"Islamabad's failure to curb support to anti-India militants and New Delhi's growing intolerance of this policy, coupled with a perceived lack of progress in Pakistan's investigations into the January 2016 Pathankot cross-border attack, set the stage for a deterioration of bilateral relations in 2016," Daniel Coats, director of National Intelligence, told lawmakers during a Congressional hearing.
Testifying before the Senate Select Committee on Intelligence along with top intelligence officials, Coats said the relations between India and Pakistan became more tense following two major terrorist attacks in 2016 by militants crossing into India from Pakistan.
Supporting India's pre-condition for bilateral talks on Islamabad stopping support to cross border terrorism, Coats said increasing number of cross-firing incidents along the Line of Control, including the use of artillery and mortars, might aggravate the risk of unintended escalation between the two countries.
"Easing of heightened Indo-Pak tension, including negotiations to renew official dialogue, will probably hinge in 2017 on a sharp and sustained reduction of cross-border attacks by terrorist groups based in Pakistan and progress in the Pathankot investigation," Coats said.
Coats said Pakistan is concerned about its international isolation due to its dwindling position against India's rising international status, expanded foreign outreach and deepening ties with the US.
"Pakistan will likely turn to China to offset its isolation, empowering a relationship that will help Beijing to project influence into the Indian Ocean," said the top US intelligence official.

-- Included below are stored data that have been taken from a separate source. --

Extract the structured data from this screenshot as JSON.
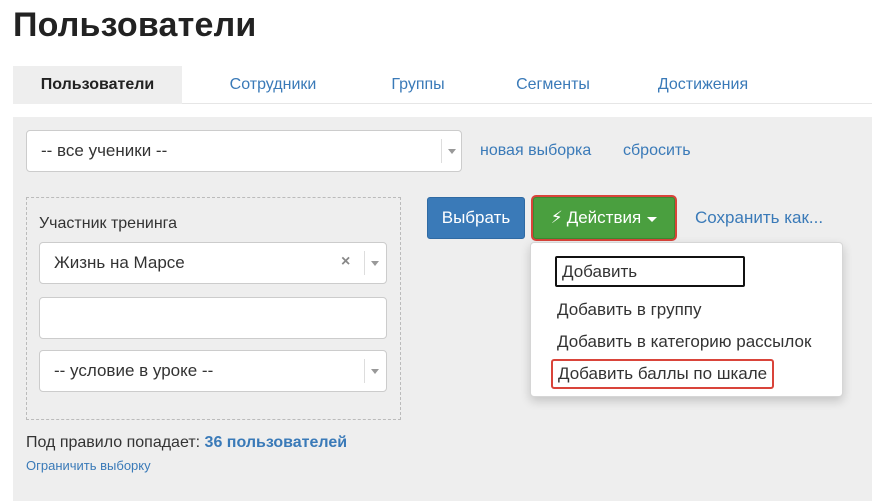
{
  "page": {
    "title": "Пользователи"
  },
  "tabs": [
    {
      "label": "Пользователи",
      "active": true
    },
    {
      "label": "Сотрудники",
      "active": false
    },
    {
      "label": "Группы",
      "active": false
    },
    {
      "label": "Сегменты",
      "active": false
    },
    {
      "label": "Достижения",
      "active": false
    }
  ],
  "filter": {
    "main_select_value": "-- все ученики --",
    "new_selection_link": "новая выборка",
    "reset_link": "сбросить"
  },
  "rule": {
    "label": "Участник тренинга",
    "training_value": "Жизнь на Марсе",
    "clear_icon": "×",
    "text_input_value": "",
    "condition_value": "-- условие в уроке --"
  },
  "toolbar": {
    "select_button": "Выбрать",
    "actions_button": "Действия",
    "bolt_icon": "⚡",
    "save_as_link": "Сохранить как..."
  },
  "actions_menu": {
    "items": [
      "Добавить",
      "Добавить в группу",
      "Добавить в категорию рассылок",
      "Добавить баллы по шкале"
    ]
  },
  "summary": {
    "prefix": "Под правило попадает:",
    "count": "36 пользователей",
    "limit_link": "Ограничить выборку"
  },
  "colors": {
    "link": "#3a7ab8",
    "primary_button": "#3a7ab8",
    "actions_button": "#4a9f3f",
    "highlight_border": "#d9443a",
    "panel_background": "#eeeeee"
  }
}
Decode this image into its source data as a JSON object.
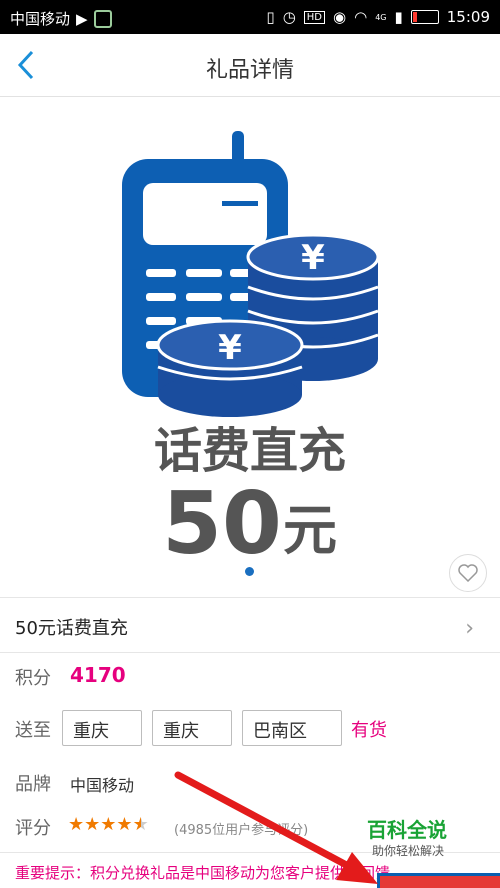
{
  "status_bar": {
    "carrier": "中国移动",
    "network_label": "4G",
    "time": "15:09",
    "icons": [
      "play-icon",
      "app-icon",
      "vibrate-icon",
      "alarm-icon",
      "hd-icon",
      "eye-icon",
      "wifi-icon",
      "signal-icon",
      "battery-icon"
    ]
  },
  "header": {
    "title": "礼品详情",
    "back_icon": "chevron-left-icon"
  },
  "banner": {
    "line1": "话费直充",
    "amount": "50",
    "unit": "元",
    "coin_symbol": "¥",
    "colors": {
      "phone": "#0d5fb3",
      "coin": "#1a4d9e",
      "text": "#555555"
    }
  },
  "product": {
    "name": "50元话费直充"
  },
  "points": {
    "label": "积分",
    "value": "4170"
  },
  "delivery": {
    "label": "送至",
    "province": "重庆",
    "city": "重庆",
    "district": "巴南区",
    "stock": "有货"
  },
  "brand": {
    "label": "品牌",
    "value": "中国移动"
  },
  "rating": {
    "label": "评分",
    "stars": 4.5,
    "count_text": "(4985位用户参与评分)"
  },
  "notice": {
    "text": "重要提示：积分兑换礼品是中国移动为您客户提供的回馈"
  },
  "watermark": {
    "title": "百科全说",
    "subtitle": "助你轻松解决"
  },
  "accent_colors": {
    "primary": "#1a6fc0",
    "points": "#e6007e",
    "star": "#f07a00",
    "arrow": "#e31b1b"
  }
}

In his remarks ahead of the possible release of the Afghanistan policy of the Trump Administration, he said "Pakistani-based terrorist groups will present a sustained threat to the US interests in the region and continue to plan and conduct attacks in India and Afghanistan."
Noting that Pakistan will probably be able to manage its internal security, he said anti-Pakistan groups are likely to focus more on soft targets.
"The groups we judge will pose the greatest threat to Pakistan's internal security include Tehrik-e Taliban Pakistan, Jamaat-ul-Ahrar, al-Qaeda in the Indian Subcontinent, ISIS-K, Laskhare Jhangvi, and Lashkar-e Jhangvi ai-Aiami," he said, adding that the emerging China Pakistan Economic Corridor will probably offer militants and terrorists additional targets.
"Early deployment during a crisis of smaller, more mobile nuclear weapons would increase the amount of time that systems would be outside the relative security of a storage site, increasing the risk that a coordinated attack by non-state actors might succeed in capturing a complete nuclear weapon," he said.